Because we have categorical data that is not well balanced, we decided to use SigmoidFocalCrossEntropy as our loss function which handles this data well (https://arxiv.org/pdf/1708.02002.pdf). Because we are using cross-entropy as the loss function, we must use the sigmoid or softmax function as our activation function, which is not a problem. We decided to use sigmoid except for the output layer where we decided to use softmax. This is because softmax forces the sum of the outputs to be one, allowing us to interperit the output as a probability distribution.

# Build the model. (We need to use softmax because we have cross entropy as the loss function.)
# The dropout layers are there to prevent overfitting with a lot of training on our dataset. 
dropout_rate = 0.05
model = Sequential([
    Dense(400, activation='sigmoid'),
    Dropout(dropout_rate), 
    Dense(100, activation='sigmoid'),
    Dropout(dropout_rate), 
    Dense(20, activation='sigmoid'),
    Dropout(dropout_rate), 
    Dense(4, activation='softmax')
])

Validation Metric Results

Finally, we comput the F1-score and Cohen's Kappa for the validation to assess how good our model is.

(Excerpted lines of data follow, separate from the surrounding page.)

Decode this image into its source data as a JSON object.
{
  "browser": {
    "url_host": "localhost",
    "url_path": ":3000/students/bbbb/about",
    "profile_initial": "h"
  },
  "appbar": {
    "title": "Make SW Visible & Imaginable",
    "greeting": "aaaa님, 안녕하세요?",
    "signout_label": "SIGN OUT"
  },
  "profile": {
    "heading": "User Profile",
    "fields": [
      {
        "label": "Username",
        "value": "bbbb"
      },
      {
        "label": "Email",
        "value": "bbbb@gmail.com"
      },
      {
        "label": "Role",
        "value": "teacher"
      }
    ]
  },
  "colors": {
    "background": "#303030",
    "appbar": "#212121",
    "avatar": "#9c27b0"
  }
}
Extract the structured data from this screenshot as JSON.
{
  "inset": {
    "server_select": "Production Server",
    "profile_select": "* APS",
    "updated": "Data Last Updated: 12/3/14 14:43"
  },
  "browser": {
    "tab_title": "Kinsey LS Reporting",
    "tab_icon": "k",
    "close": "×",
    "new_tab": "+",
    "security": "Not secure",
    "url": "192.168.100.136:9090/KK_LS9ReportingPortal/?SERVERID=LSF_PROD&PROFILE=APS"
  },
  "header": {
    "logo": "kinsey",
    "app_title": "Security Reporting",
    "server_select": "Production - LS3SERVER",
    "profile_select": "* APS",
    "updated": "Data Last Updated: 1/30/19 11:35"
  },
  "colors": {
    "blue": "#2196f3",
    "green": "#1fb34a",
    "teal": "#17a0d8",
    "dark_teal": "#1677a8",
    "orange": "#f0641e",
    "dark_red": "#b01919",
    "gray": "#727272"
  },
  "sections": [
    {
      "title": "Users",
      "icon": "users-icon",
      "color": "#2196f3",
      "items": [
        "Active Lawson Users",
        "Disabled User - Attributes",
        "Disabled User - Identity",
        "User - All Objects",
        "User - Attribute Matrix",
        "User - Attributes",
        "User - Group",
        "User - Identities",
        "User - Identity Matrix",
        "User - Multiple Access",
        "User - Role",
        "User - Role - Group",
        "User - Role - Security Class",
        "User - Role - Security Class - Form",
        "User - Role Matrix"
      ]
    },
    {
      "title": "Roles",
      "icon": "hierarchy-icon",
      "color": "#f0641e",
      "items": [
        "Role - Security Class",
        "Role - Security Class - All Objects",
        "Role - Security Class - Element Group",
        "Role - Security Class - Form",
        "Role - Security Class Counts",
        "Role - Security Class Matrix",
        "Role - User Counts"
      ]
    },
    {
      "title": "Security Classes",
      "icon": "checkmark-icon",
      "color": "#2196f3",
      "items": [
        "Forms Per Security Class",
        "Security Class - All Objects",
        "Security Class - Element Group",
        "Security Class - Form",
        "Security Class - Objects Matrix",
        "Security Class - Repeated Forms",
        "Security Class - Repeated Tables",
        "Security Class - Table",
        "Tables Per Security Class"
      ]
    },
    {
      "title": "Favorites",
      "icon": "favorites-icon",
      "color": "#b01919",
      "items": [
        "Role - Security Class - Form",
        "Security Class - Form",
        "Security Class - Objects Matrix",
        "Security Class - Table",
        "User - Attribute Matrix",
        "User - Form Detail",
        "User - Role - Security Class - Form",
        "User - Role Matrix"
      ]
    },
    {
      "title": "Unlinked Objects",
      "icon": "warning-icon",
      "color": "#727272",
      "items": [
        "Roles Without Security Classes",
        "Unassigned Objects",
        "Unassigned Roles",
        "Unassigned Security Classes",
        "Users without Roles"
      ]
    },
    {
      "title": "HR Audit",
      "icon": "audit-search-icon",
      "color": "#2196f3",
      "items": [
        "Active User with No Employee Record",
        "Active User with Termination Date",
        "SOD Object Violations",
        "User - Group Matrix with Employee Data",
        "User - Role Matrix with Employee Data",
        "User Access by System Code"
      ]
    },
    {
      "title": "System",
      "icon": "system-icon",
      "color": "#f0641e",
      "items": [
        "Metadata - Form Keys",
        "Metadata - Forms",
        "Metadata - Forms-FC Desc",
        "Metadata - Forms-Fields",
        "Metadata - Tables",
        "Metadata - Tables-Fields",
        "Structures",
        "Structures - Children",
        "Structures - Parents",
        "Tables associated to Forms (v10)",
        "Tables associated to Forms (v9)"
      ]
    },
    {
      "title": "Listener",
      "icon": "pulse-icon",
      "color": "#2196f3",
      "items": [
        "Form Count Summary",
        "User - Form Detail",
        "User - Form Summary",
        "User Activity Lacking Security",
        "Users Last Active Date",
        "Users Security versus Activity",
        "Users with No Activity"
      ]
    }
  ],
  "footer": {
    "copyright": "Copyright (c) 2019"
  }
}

Y_prediction = model.predict(X_validation)
for idx, label in enumerate(classes): 
    prediction = [np.argmax(arr) == idx for arr in Y_prediction]
    actuial = [np.argmax(arr) == idx for arr in Y_validation]
    print(f"{label} F-Score:\t", f1_score(prediction, actuial))

prediction = [np.argmax(arr) for arr in Y_prediction]
actuial = [np.argmax(arr) for arr in Y_validation]
print("Cohen's Kappa:\t\t", cohen_kappa_score(prediction, actuial))

Disease-1 F-Score:   0.7170818505338078
Disease-2 F-Score:   0.2633228840125392
Disease-3 F-Score:   0.6765899864682001
Healthy F-Score:     0.7998266897746966
Cohen's Kappa:       0.5647816371716303

Discussion

The F-Scores look pretty good, except for Disease-2. This is likely due to the fact that there was significantly less data available for this label than for the other labels. More data collection would definately help with respect to that label specifically. Moreover, if there was data collected from patients experiencing multiple diseases would enhance the model performance because it would allow us to assume that each Disease is independent from the other diseases. This is not in fact the case, but it is much closer to the truth than assuming that each disease percludes the posibility of having any other disease.